May 3, 2016
Star Trek: Deep Space Nine: "For the Cause"
As Deep Space Nine prepares to deliver Federation replicators to the battered Cardassian Union, Odo (Rene Auberjonois) and Eddington (Kenneth Marshall) uncover evidence suggesting that Kasidy Yates (Penny Johnson) as a smuggler for the Maquis. Meanwhile Garak (Andrew Robinson) takes an interest in Dukat's half-Bajoran daughter Ziyal (Tracy Middendorf).
"For the Cause" is an exceptional but unusual episode of Deep Space Nine. For one thing it presents yet another challenge to the whole ideal of the United Federation of Planets, chipping away once again at the central theme of the Star Trek franchise and challenging its idea of paradise. Secondly it broadly eschews any focus on the regular cast to instead base its narrative around supporting players. While Benjamin Sisko (Avery Brooks) remains the protagonist, the bulk of the screen time seems devoted to Kasidy, Eddington, Garak and Ziyal.
The subplot, to get it out of the way: there's something quite troubling about Garak's sudden interest in Ziyal. Andrew Robinson does an exceptional job of making Garak wonderfully charming, but it's a charming that comes with a sort of wide-eyed psychotic glow in his eyes. We know his past, and we know the violent crimes of which he is capable, so when he begins taking a personal interest in the illegitimate daughter of his arch-nemesis Dukat it's impossible not to question his motives.
Tracy Middendorf, here taking over playing Ziyal from original actor Cyia Batten.

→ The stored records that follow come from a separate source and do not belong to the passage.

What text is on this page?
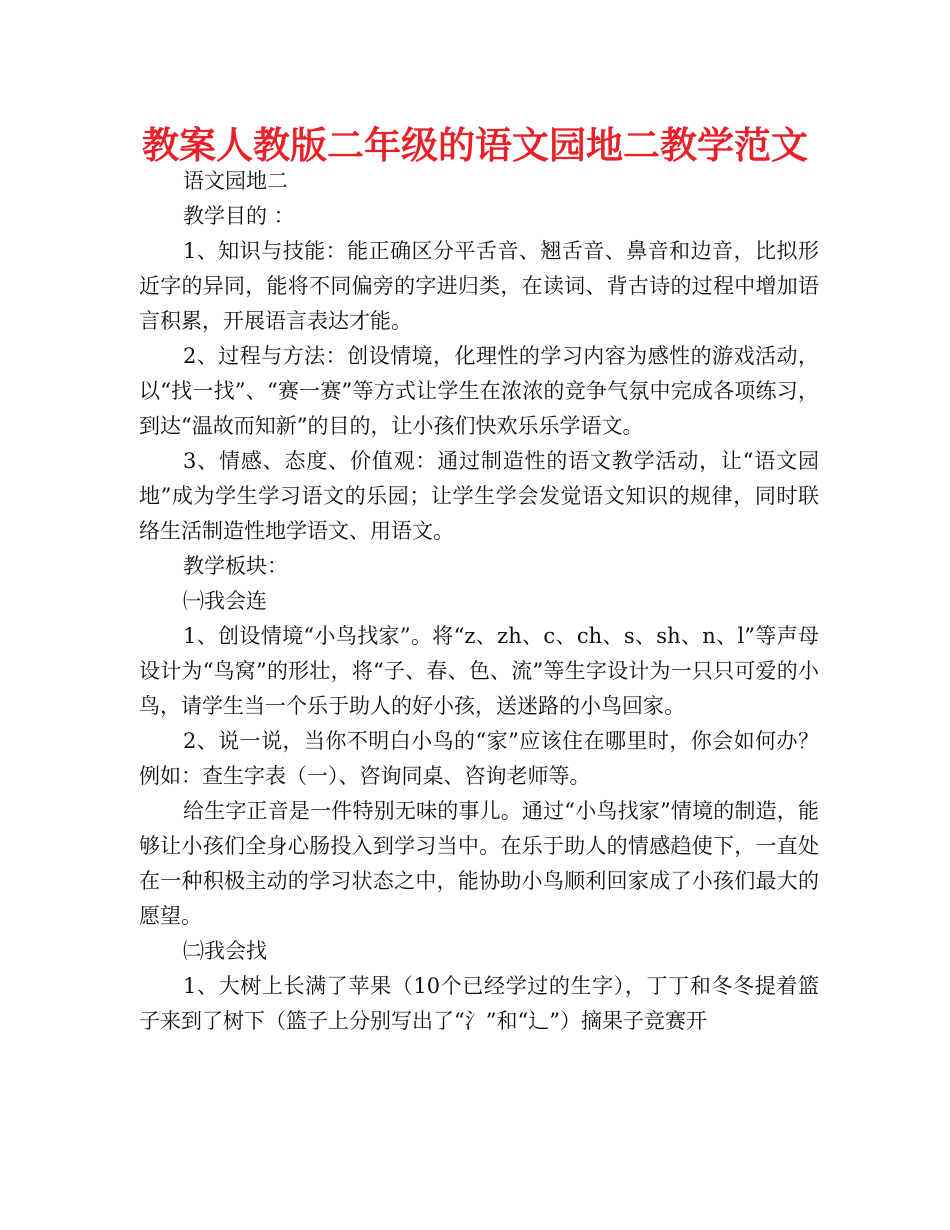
教案人教版二年级的语文园地二教学范文

语文园地二

教学目的 ：

1、知识与技能：能正确区分平舌音、翘舌音、鼻音和边音，比拟形近字的异同，能将不同偏旁的字进归类，在读词、背古诗的过程中增加语言积累，开展语言表达才能。

2、过程与方法：创设情境，化理性的学习内容为感性的游戏活动，以“找一找”、“赛一赛”等方式让学生在浓浓的竞争气氛中完成各项练习，到达“温故而知新”的目的，让小孩们快欢乐乐学语文。

3、情感、态度、价值观：通过制造性的语文教学活动，让“语文园地”成为学生学习语文的乐园；让学生学会发觉语文知识的规律，同时联络生活制造性地学语文、用语文。

教学板块：

㈠我会连

1、创设情境“小鸟找家”。将“z、zh、c、ch、s、sh、n、l”等声母设计为“鸟窝”的形壮，将“子、春、色、流”等生字设计为一只只可爱的小鸟，请学生当一个乐于助人的好小孩，送迷路的小鸟回家。

2、说一说，当你不明白小鸟的“家”应该住在哪里时，你会如何办？例如：查生字表（一）、咨询同桌、咨询老师等。

给生字正音是一件特别无味的事儿。通过“小鸟找家”情境的制造，能够让小孩们全身心肠投入到学习当中。在乐于助人的情感趋使下，一直处在一种积极主动的学习状态之中，能协助小鸟顺利回家成了小孩们最大的愿望。

㈡我会找

1、大树上长满了苹果（10个已经学过的生字），丁丁和冬冬提着篮子来到了树下（篮子上分别写出了“氵”和“辶”）摘果子竞赛开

She does a good job with it, and it's a pity this is her only appearance in the role. She is replaced next time by Melanie Smith. Ziyal and Garak forge an intriguing connection here that feels part friendship, part romance. Given he's clearly middle-aged and she is clear a teenager, that makes it an uncomfortable friendship to say the least - it's admirable that the episode presents it ambiguously and leaves the audience to their discomfort.
The episode's main plot, in which Kasidy is investigated for potential Maquis links, is a lot more direct and high in tension. Until this episode the series had sort of forgotten the Maquis (a breakaway Federation group of terrorists fighting the Cardassians). They were introduced back in Season 2 as part of a broad lead-in to sister series Star Trek: Voyager, but once Deep Space Nine began to focus on the Dominion and then the Klingons any chance of the Maquis returning seemed fairly remote. That they return here at all is somewhat surprising. That they return in such a dramatic fashion is remarkable.
There's an excellent diversion undertaken here, focusing the audience's attention on whether or not Kasidy is a Maquis smuggler. While the audience focuses upon that possibility, they ignore the real threat standing in front of them: it is not Kasidy who is the threat but Eddington. The Starfleet security officer has been a semi-regular feature in the series since the beginning of Season 3. At first he seemed an obvious character to have revealed as a Dominion spy, but instead he is a Maquis leader. Not only that but he actually succeeds in his plan at the episode's climax: this is the rare Star Trek episode where the good guys lose.
It would have been easy for the episode to reveal that Kasidy was not working with the Maquis at all, but Deep Space Nine is not a series to make too many easy choices. It turns out she is as guilty as she seems, and the episode concludes with her giving herself to Federation authorities. It is a wholly unexpected interruption to her and Sisko's romance, and powerful material with which to advance Sisko's character. He has lost the woman he loves, and been betrayed by her, but more significantly for him he has been betrayed by one of his own officers. His anger when he realises Eddington has escaped freely is palpable.
Kenneth Marshall gives a great performance as Eddington, and he receives the episode's best dialogue. He is allowed to openly challenge Sisko over Starfleet's fight with the Maquis: why does Starfleet care? Is it to help the Cardassians, whom the Maquis fight, or is it simply because the Federation cannot comprehend why any of its citizens would wish to leave it? As a follow-up to the earlier two-parter "Homefront"/"Paradise Lost" it works brilliantly. No one has ever questioned the concept of the Federation before. No one has ever considered the possibility that people might, for whatever reason, desire to leave it.
Had he been alive I suspect Gene Roddenberry would have loathed Deep Space Nine, as it visibly and repeatedly challenges all of the ideals that make Star Trek what it is. I actually think it makes the series the strongest re-iteration of those ideals. By challenging them, it forces itself to justify them. It emerges a stronger, more nuanced series as a result. This is a great episode; one of Season 4's absolute best.
13 good episodes out of 21 give Season 4 a quality ratio of 62 per cent, with four more episodes to go.